J’aimerais dire quelques mots à propos de cette décision du CRTC qui fait grand bruit depuis quelques jours. Cette dernière concerne une chronique que j’ai livrée à Radio-Canada le 17 août 2020.

À cette époque, le titre de l’ouvrage de Pierre Vallières, Nègres blancs d’Amérique, suscitait de vives polémiques sur lesquelles il m’avait semblé important de réfléchir et qui, manifestement, perdurent depuis. J’ai dit ce que j’avais à dire à ce moment concernant ce titre, la légitimité de l’écrire ou de le prononcer sur les ondes publiques ou ailleurs, alors qu’on souhaite justement parler du livre. 
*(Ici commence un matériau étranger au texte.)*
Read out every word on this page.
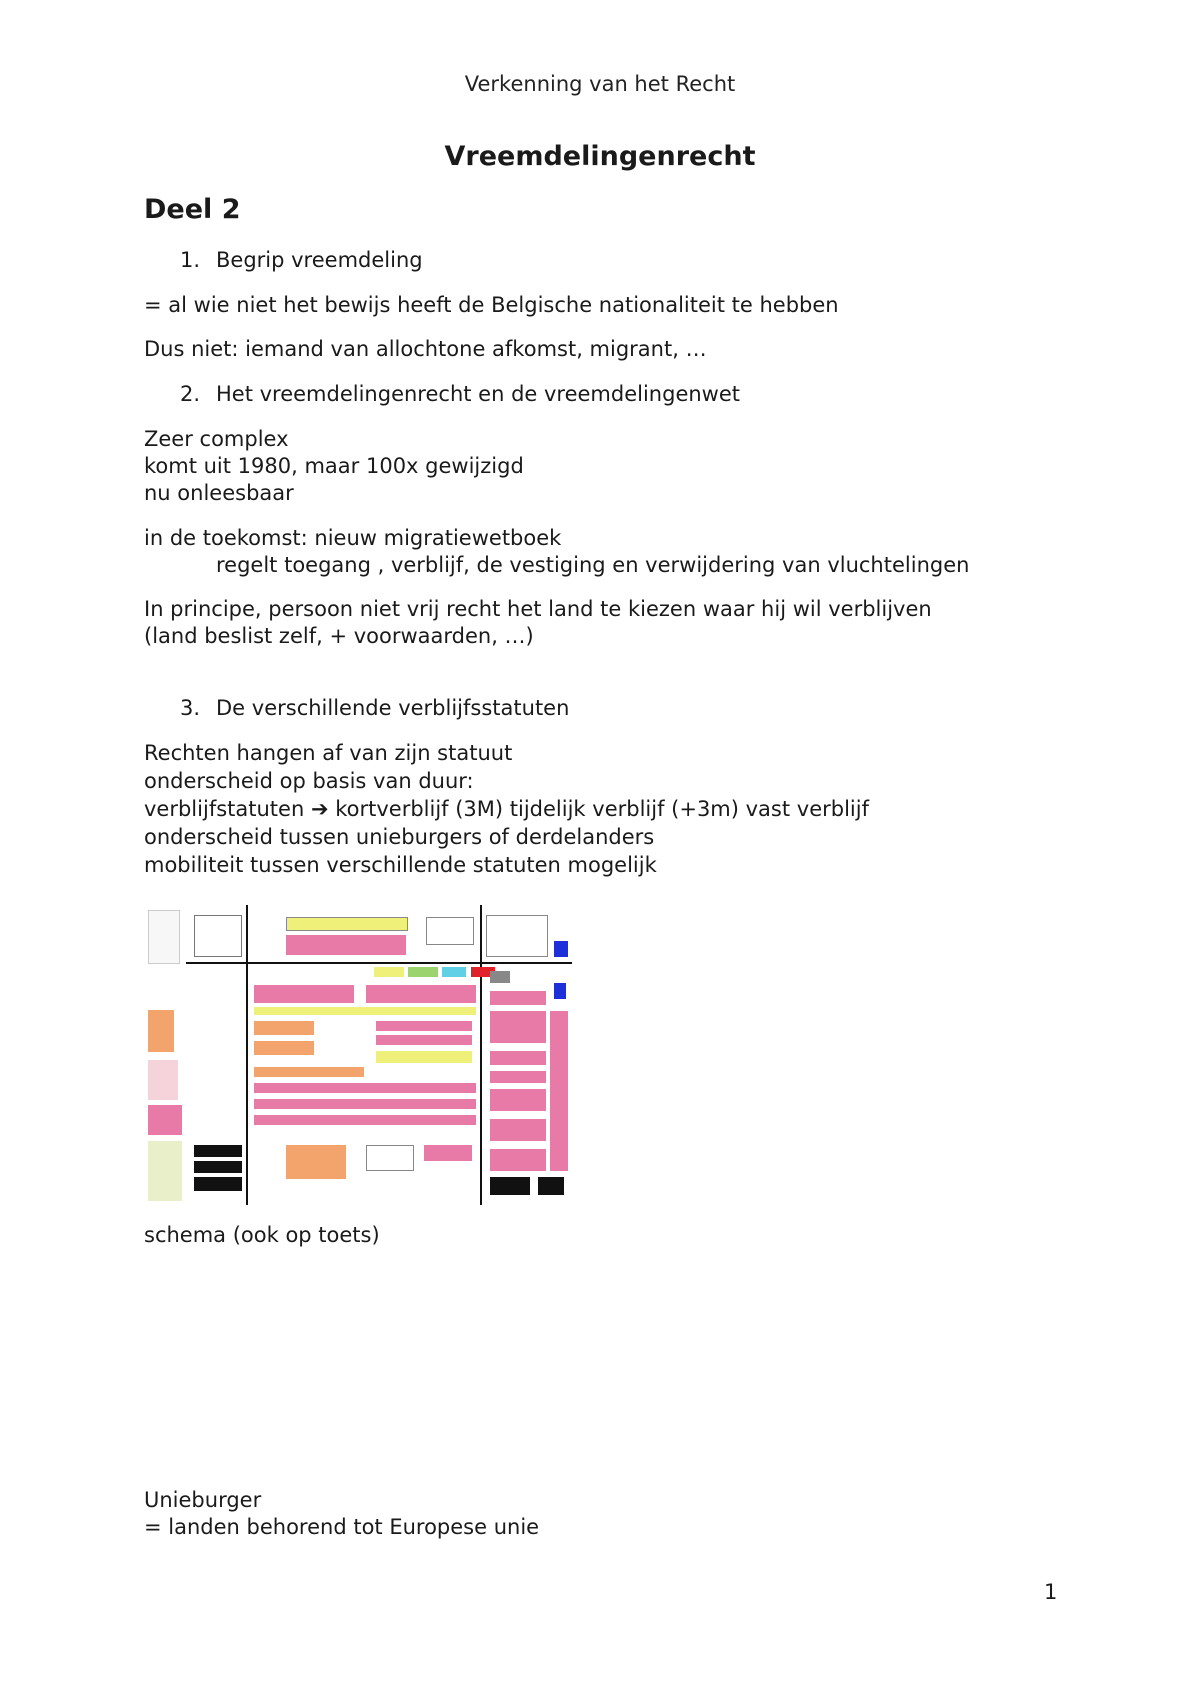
Verkenning van het Recht
Vreemdelingenrecht
Deel 2
1. Begrip vreemdeling
= al wie niet het bewijs heeft de Belgische nationaliteit te hebben
Dus niet: iemand van allochtone afkomst, migrant, …
2. Het vreemdelingenrecht en de vreemdelingenwet
Zeer complex
komt uit 1980, maar 100x gewijzigd
nu onleesbaar
in de toekomst: nieuw migratiewetboek
regelt toegang , verblijf, de vestiging en verwijdering van vluchtelingen
In principe, persoon niet vrij recht het land te kiezen waar hij wil verblijven
(land beslist zelf, + voorwaarden, …)
3. De verschillende verblijfsstatuten
Rechten hangen af van zijn statuut
onderscheid op basis van duur:
verblijfstatuten ➔ kortverblijf (3M) tijdelijk verblijf (+3m) vast verblijf
onderscheid tussen unieburgers of derdelanders
mobiliteit tussen verschillende statuten mogelijk
schema (ook op toets)
Unieburger
= landen behorend tot Europese unie
1
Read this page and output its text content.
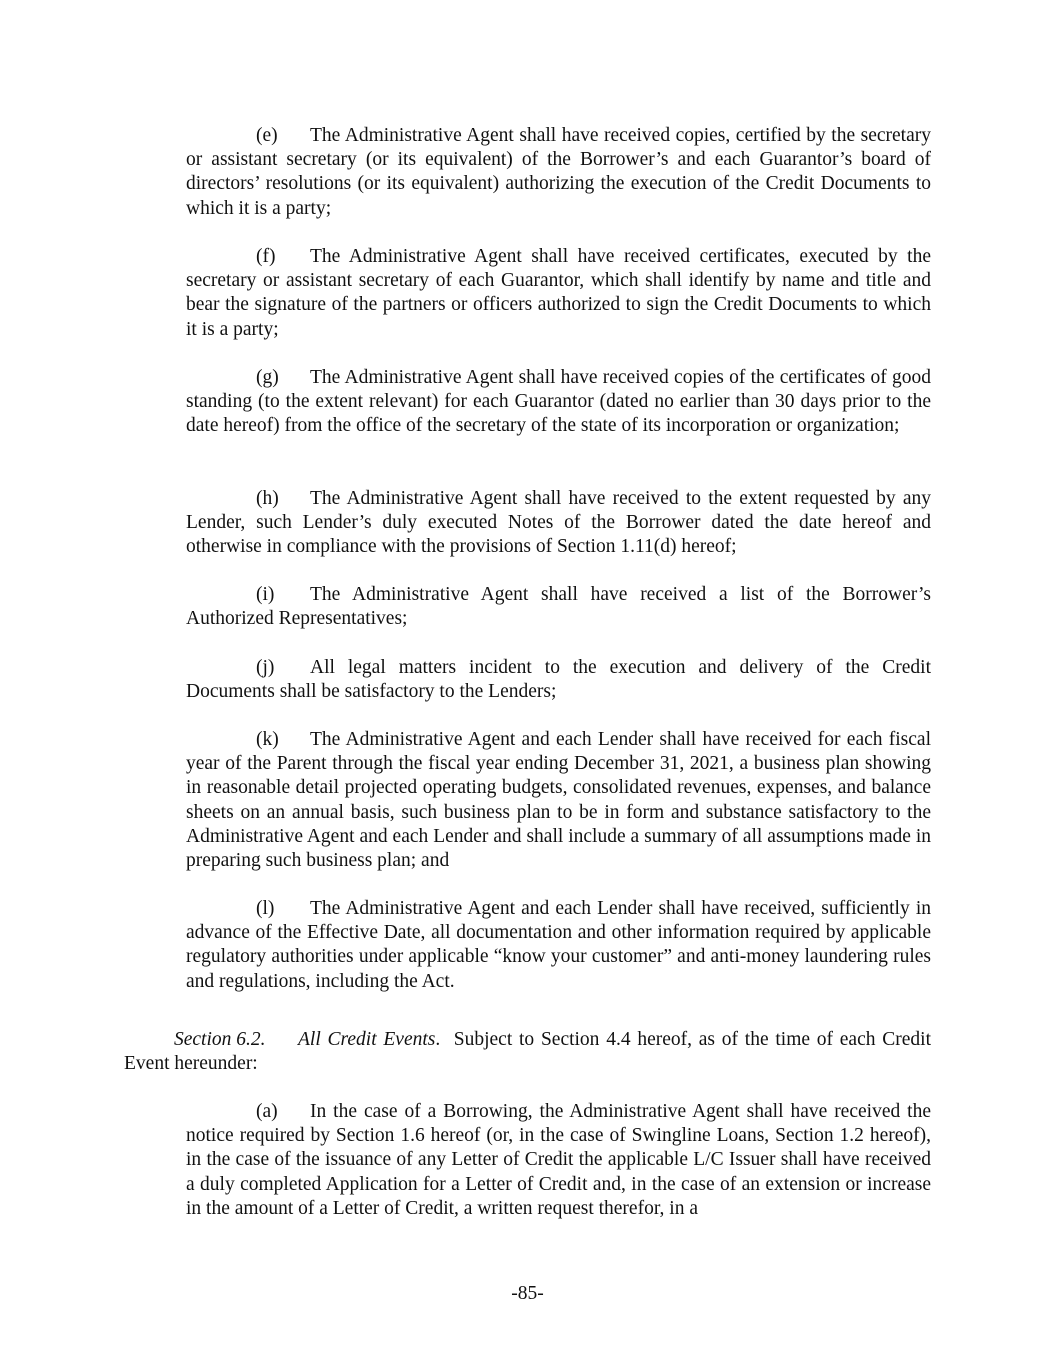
(e) The Administrative Agent shall have received copies, certified by the secretary or assistant secretary (or its equivalent) of the Borrower’s and each Guarantor’s board of directors’ resolutions (or its equivalent) authorizing the execution of the Credit Documents to which it is a party;

(f) The Administrative Agent shall have received certificates, executed by the secretary or assistant secretary of each Guarantor, which shall identify by name and title and bear the signature of the partners or officers authorized to sign the Credit Documents to which it is a party;

(g) The Administrative Agent shall have received copies of the certificates of good standing (to the extent relevant) for each Guarantor (dated no earlier than 30 days prior to the date hereof) from the office of the secretary of the state of its incorporation or organization;

(h) The Administrative Agent shall have received to the extent requested by any Lender, such Lender’s duly executed Notes of the Borrower dated the date hereof and otherwise in compliance with the provisions of Section 1.11(d) hereof;

(i) The Administrative Agent shall have received a list of the Borrower’s Authorized Representatives;

(j) All legal matters incident to the execution and delivery of the Credit Documents shall be satisfactory to the Lenders;

(k) The Administrative Agent and each Lender shall have received for each fiscal year of the Parent through the fiscal year ending December 31, 2021, a business plan showing in reasonable detail projected operating budgets, consolidated revenues, expenses, and balance sheets on an annual basis, such business plan to be in form and substance satisfactory to the Administrative Agent and each Lender and shall include a summary of all assumptions made in preparing such business plan; and

(l) The Administrative Agent and each Lender shall have received, sufficiently in advance of the Effective Date, all documentation and other information required by applicable regulatory authorities under applicable “know your customer” and anti-money laundering rules and regulations, including the Act.

Section 6.2. All Credit Events.  Subject to Section 4.4 hereof, as of the time of each Credit Event hereunder:

(a) In the case of a Borrowing, the Administrative Agent shall have received the notice required by Section 1.6 hereof (or, in the case of Swingline Loans, Section 1.2 hereof), in the case of the issuance of any Letter of Credit the applicable L/C Issuer shall have received a duly completed Application for a Letter of Credit and, in the case of an extension or increase in the amount of a Letter of Credit, a written request therefor, in a

-85-
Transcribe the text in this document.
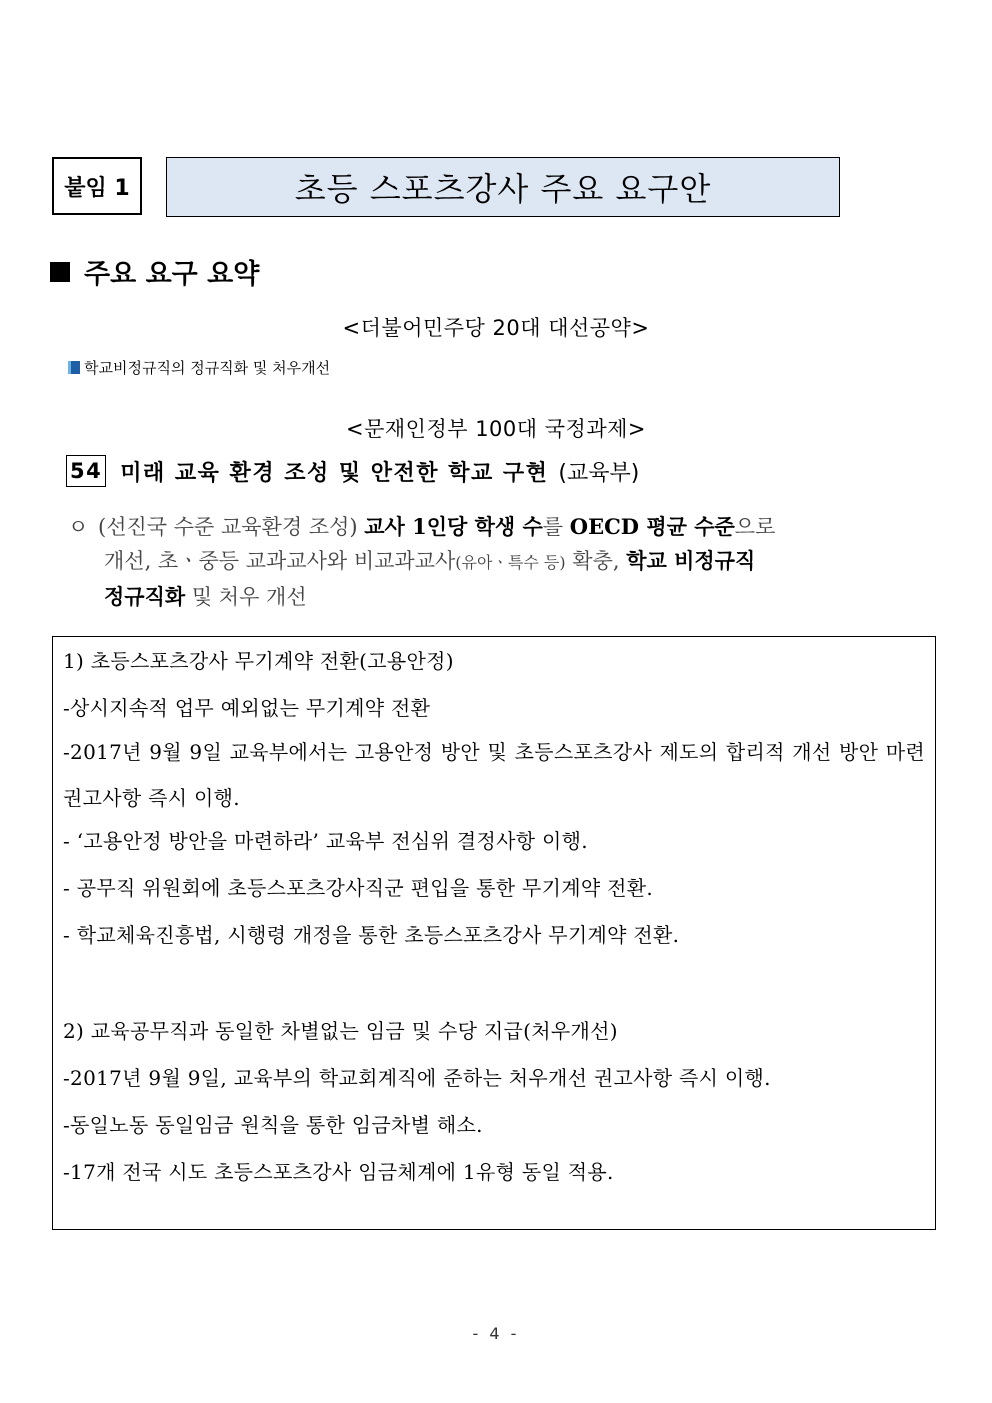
붙임 1	초등 스포츠강사 주요 요구안
주요 요구 요약
<더불어민주당 20대 대선공약>
학교비정규직의 정규직화 및 처우개선
<문재인정부 100대 국정과제>
54 미래 교육 환경 조성 및 안전한 학교 구현 (교육부)
ㅇ (선진국 수준 교육환경 조성) 교사 1인당 학생 수를 OECD 평균 수준으로
개선, 초ㆍ중등 교과교사와 비교과교사(유아ㆍ특수 등) 확충, 학교 비정규직
정규직화 및 처우 개선
1) 초등스포츠강사 무기계약 전환(고용안정)
-상시지속적 업무 예외없는 무기계약 전환
-2017년 9월 9일 교육부에서는 고용안정 방안 및 초등스포츠강사 제도의 합리적 개선 방안 마련 권고사항 즉시 이행.
- ‘고용안정 방안을 마련하라’ 교육부 전심위 결정사항 이행.
- 공무직 위원회에 초등스포츠강사직군 편입을 통한 무기계약 전환.
- 학교체육진흥법, 시행령 개정을 통한 초등스포츠강사 무기계약 전환.
2) 교육공무직과 동일한 차별없는 임금 및 수당 지급(처우개선)
-2017년 9월 9일, 교육부의 학교회계직에 준하는 처우개선 권고사항 즉시 이행.
-동일노동 동일임금 원칙을 통한 임금차별 해소.
-17개 전국 시도 초등스포츠강사 임금체계에 1유형 동일 적용.
- 4 -
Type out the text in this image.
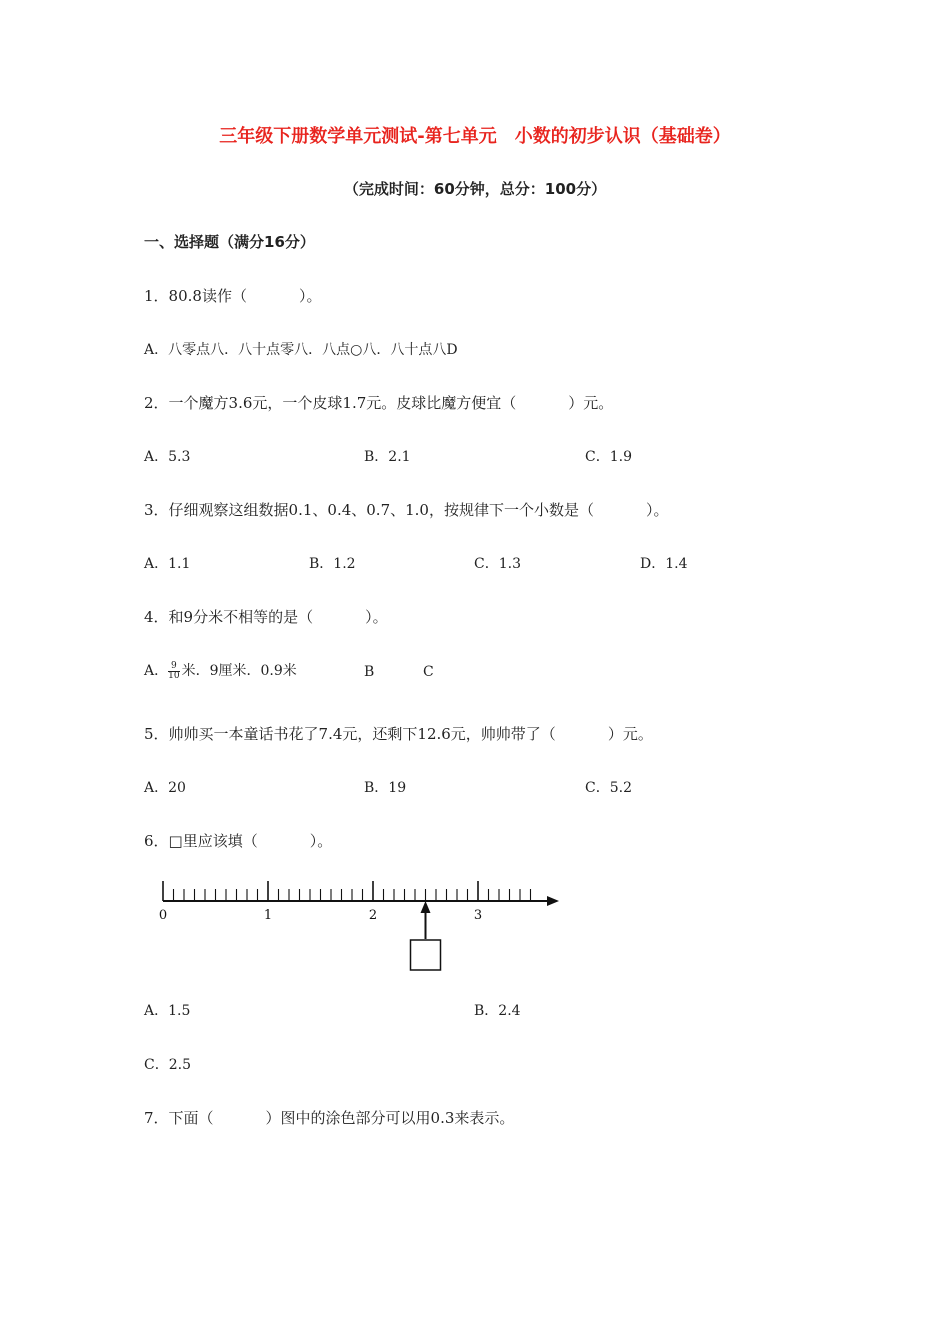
三年级下册数学单元测试-第七单元　小数的初步认识（基础卷）
（完成时间：60分钟，总分：100分）
一、选择题（满分16分）
1．80.8读作（	）。
A．八零点八．八十点零八．八点○八．八十点八D
2．一个魔方3.6元，一个皮球1.7元。皮球比魔方便宜（	）元。
A．5.3	B．2.1	C．1.9
3．仔细观察这组数据0.1、0.4、0.7、1.0，按规律下一个小数是（	）。
A．1.1	B．1.2	C．1.3	D．1.4
4．和9分米不相等的是（	）。
A． $\frac{9}{10}$ 米．9厘米．0.9米	B	C
5．帅帅买一本童话书花了7.4元，还剩下12.6元，帅帅带了（	）元。
A．20	B．19	C．5.2
6．□里应该填（	）。
0	1	2	3
A．1.5	B．2.4
C．2.5
7．下面（	）图中的涂色部分可以用0.3来表示。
Je n’ai pas changé d’avis à ce sujet et je n’ai pas été exposé, depuis, à un argumentaire suffisamment convaincant pour mettre en doute ma position. 

Je reviendrai bientôt sur ces questions dans une réflexion plus étoffée, puisque de toute évidence le débat est reparti de plus belle.

Le problème plus urgent auquel nous sommes confrontés, pour l’heure, ne concerne pas ma chronique en tant que telle. Je ne suis pas, moi-même, l’intimé dans cette affaire. Le CRTC est un tribunal administratif qui réglemente et surveille la radiodiffusion et les télécommunications. On ne me demande donc pas à moi, personnellement, de m’excuser. Je ne surprendrai sans doute personne en disant que je refuserais de toute façon de le faire, puisque je n’ai transgressé aucune des règles en vigueur balisant mon travail de chroniqueur, règles que je connais fort bien et auxquelles j’accepte volontiers de me plier. L’Ombudsman de Radio-Canada, de manière détaillée et fort bien argumentée, a déjà tranché cette question. À ce jour, aucune instance n’a fait valoir d’arguments suffisamment solides pour soutenir qu’il avait fait erreur.



Le problème, selon le CRTC, est le suivant: « le contexte social actuel en lien avec les questions raciales », notamment dans la foulée de l’assassinat de George Floyd et le mouvement Black Lives Matter aux États-Unis, devrait obliger les radiodiffuseurs à « faire preuve d’une grande vigilance lorsqu’il est question de propos potentiellement offensants. » Un diffuseur comme Radio-Canada devrait donc « s’assurer de mettre en place toutes les mesures nécessaires pour atténuer l’impact d’un propos pouvant être perçu comme offensant par son auditoire. » 

Autrement dit, c’est en interprétant le « contexte social » que nous devrions dégager des normes permettant de baliser la liberté de presse et, plus généralement, la liberté d’expression. Pour savoir si ces normes ont été outrepassées, et ainsi décider qu’il y a eu faute méritant sanction, il suffirait d’évaluer si l’impact de propos pouvant être perçus comme offensants par l’auditoire – ici mentionné au singulier – a été suffisamment atténué.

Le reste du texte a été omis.